This paper reflects the research and thoughts of a student at the time the paper was written for a course at Bryn Mawr College. Like other materials on Serendip, it is not intended to be "authoritative" but rather to help others further develop their own explorations. Web links were active as of the time the paper was posted but are not updated.
Women, Sport, and Film - 2002
To deepen our understanding of the cultural values embedded in sports and to explore current values and power structures regarding men and women, it is necessary to investigate the effect that the media may possibly have in influencing beliefs about gender-appropriate sport behavior. The media is a powerful factor which influences our beliefs, attitudes, and the values we have of ourselves and others as well as the world surrounding us. It seems that the televised coverage of athletics continues to reinforce the ongoing division between males and females, and to reproduce traditional expectations regarding femininity and masculinity.
One is able to witness the biased attitude directed toward the individual who attempts to participate in a sport that is non-traditional to his/her gender. Figure skating, for example, has been dominated for many years by women. Often if a person refers to figure skating, it is natural to automatically think of a female athlete because of the many more women who have participated in the sport than men. However, if a man chooses to figure skate he is generally referred to, by others, as a homosexual. Most likely this accusation of being gay has developed because figure skating is viewed as a popular women's sport, and regarded as somewhat of a delicate and feminine sport. Opposing this feminine image, men are generally perceived as being tough and masculine. If men do not maintain this expected image, and choose to participate in sports that have been dominated mostly by women, their sexuality is questioned. Comments like, "Wow, what a Fag," are often directed toward male figure skaters when viewed by spectators. This is very unfair and hurtful to the victims of this false perception.

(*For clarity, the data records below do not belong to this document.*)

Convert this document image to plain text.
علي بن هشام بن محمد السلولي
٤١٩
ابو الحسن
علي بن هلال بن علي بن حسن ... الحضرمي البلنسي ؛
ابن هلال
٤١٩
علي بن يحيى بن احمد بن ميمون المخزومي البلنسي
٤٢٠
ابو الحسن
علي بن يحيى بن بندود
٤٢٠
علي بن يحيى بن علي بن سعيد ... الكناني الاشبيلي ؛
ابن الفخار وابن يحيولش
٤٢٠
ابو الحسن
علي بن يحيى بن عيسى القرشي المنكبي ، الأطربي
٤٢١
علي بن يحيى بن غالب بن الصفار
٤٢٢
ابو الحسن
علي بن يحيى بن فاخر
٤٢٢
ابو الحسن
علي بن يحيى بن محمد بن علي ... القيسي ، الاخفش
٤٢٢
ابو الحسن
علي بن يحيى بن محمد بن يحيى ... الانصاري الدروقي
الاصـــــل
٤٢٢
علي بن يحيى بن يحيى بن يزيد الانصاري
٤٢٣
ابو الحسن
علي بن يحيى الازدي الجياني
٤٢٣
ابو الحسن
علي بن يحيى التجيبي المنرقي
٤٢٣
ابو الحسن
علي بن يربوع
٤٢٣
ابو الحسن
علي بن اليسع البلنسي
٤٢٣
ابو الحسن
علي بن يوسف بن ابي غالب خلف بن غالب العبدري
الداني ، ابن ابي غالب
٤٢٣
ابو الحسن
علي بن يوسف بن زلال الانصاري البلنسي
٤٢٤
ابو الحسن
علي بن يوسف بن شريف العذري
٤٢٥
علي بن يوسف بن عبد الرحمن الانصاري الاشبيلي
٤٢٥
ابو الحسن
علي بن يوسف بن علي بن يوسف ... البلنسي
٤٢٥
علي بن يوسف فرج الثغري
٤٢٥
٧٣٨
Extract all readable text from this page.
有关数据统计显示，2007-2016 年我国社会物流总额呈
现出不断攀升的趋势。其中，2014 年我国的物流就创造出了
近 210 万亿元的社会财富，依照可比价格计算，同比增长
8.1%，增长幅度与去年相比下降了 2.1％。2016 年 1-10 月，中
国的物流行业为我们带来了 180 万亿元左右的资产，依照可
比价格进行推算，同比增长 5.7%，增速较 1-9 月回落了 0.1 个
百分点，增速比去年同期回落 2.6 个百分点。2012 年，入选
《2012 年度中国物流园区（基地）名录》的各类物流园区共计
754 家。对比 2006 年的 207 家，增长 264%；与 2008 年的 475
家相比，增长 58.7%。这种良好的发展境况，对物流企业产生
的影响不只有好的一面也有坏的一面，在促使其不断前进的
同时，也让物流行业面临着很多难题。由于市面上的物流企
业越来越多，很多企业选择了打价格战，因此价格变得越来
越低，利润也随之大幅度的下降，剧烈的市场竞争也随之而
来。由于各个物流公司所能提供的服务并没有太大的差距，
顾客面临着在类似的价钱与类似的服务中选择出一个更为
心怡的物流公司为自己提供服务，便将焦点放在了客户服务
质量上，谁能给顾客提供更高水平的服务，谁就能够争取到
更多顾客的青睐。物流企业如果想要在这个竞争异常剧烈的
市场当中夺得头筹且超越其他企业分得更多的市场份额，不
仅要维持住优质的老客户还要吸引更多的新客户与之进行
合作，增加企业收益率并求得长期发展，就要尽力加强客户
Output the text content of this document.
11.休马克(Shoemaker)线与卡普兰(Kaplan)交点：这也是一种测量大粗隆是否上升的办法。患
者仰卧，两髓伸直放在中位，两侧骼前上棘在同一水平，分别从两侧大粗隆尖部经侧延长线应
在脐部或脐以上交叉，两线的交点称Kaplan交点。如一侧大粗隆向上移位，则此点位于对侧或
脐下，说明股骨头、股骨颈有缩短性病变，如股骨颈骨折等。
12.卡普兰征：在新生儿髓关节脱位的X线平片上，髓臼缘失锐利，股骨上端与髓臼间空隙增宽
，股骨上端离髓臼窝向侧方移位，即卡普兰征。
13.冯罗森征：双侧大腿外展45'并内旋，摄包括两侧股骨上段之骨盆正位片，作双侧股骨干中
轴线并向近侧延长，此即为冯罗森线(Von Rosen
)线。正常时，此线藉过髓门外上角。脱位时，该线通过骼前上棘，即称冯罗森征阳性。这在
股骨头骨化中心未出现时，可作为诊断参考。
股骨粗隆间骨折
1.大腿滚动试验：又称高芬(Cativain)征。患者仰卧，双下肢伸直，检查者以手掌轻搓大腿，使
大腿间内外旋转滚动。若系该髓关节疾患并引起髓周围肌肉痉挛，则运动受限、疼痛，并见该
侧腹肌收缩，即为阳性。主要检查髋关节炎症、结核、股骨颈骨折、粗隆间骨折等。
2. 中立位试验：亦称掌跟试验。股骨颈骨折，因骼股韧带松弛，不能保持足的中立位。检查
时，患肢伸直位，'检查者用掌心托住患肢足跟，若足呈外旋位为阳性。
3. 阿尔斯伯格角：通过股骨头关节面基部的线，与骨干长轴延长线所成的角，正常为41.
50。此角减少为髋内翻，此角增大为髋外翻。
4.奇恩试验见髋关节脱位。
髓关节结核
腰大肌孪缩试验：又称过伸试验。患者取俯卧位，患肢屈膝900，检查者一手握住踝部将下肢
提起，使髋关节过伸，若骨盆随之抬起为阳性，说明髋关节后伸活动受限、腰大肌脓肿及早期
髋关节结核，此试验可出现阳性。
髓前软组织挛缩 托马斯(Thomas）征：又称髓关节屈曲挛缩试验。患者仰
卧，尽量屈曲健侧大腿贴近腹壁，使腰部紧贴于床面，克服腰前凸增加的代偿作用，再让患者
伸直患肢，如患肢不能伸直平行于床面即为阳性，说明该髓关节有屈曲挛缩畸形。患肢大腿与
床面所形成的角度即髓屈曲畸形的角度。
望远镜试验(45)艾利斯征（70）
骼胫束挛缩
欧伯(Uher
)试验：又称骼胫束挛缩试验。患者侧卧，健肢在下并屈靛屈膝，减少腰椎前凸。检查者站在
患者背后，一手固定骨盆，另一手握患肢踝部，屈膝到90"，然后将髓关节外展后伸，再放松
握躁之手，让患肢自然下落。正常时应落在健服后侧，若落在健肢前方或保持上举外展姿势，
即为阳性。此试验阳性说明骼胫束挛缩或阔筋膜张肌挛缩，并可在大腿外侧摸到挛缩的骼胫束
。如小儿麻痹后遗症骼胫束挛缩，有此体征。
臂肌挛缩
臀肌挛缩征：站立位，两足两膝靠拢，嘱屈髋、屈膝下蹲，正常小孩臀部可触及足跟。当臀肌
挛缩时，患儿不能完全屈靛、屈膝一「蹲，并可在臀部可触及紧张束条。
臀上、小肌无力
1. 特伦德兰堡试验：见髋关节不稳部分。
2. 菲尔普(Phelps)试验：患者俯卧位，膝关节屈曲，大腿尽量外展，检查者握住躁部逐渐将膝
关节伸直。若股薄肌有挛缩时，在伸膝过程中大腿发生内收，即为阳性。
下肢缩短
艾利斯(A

Aside from males participating in figure skating, women boxers are generally viewed by others as "manly." This is one of the most offensive terms a person can call a female boxer. The word degrades femininity, especially when referring to a woman who chooses to be active in a sport that is non-tradition to her gender and has nothing at all to do with her femininity. In the film Girl Fight the main character, Diana, chooses to train to become a boxer. It is apparent that Diana is not a lesbian because she has a boyfriend, so her sexuality is not the issue in this film. However, because she is a female in a male-dominated sport, Diana does not generate the support of many people when she proposes her idea about boxing. Boxing is considered "inappropriate" for her because she is a female. The trainer tells her that he cannot work with her, but Diana does not allow this to stop her. The time, devotion, heart, and desire she gives are all key elements in her efforts to becoming a successful boxer.
Both men and women undergo social costs when participating in a sport that is non-traditional to their gender. As an athlete and spectator, I have witnessed the emotional torture that a female experiences as a result of playing a sport that is dominated by men. My cousin Erin absolutely loves that game of football. Although she does not allow it to stop her, she is hassled by the males and females who surround her. She is often referred to as "man-child," simply because she enjoys the sport. This is very emotionally tough for her because of her love for and dedication to the sport. Individuals like Erin may not realize it, but by participating in a sport that is dominated by the opposite sex, she is paving the way for women to eventually gain the social and cultural acceptance needed in order to not feel different because of playing such a sport as football.
Aside from the costs, there are also benefits when individuals choose to play a sport that is non-traditional to his/her gender. While the constant struggle remains for men and women who participate in sports that are dominated by the opposite sex, almost all sports that exist today have been made coed as a result of this struggle. There are even women body builders competing today. The ongoing fight for acceptance in sports that are non-traditional for the two sexes is truly beginning to be apparent. A male who figure skates not only benefits himself, but also his culture. Just because a male chooses to play a sport that is dominated by women does not, by any means, infer that he is a homosexual. Society must realize that sports are open to anyone, male or female. Women are just as capable as men of working hard and succeeding, and vise versa. The efforts of these brave pioneers who are proving their capability in sports dominated by the opposing sex is slowly helping them gain social and cultural acceptance for their particular gender. Sadly it has bee a long and hard road and will likely continue to be a bumpy ride.
Despite the struggle for success, males and females who choose to play sports that
are non-traditional to their gender benefit socially and culturally. Those athletes who
dare to compete are paving the way towards a society where gender acceptance and
equality exist. However, for every benefit, there is generally a cost. In the world of
sports, it is fairly obvious that people have experienced many costs including insults,
ridicule, and lack of acceptance, but the benefits gained are much more vital to sports
and the future of athletics. Competing in sports that are non-traditional to one's gender
can only make society stronger, and our culture more unified.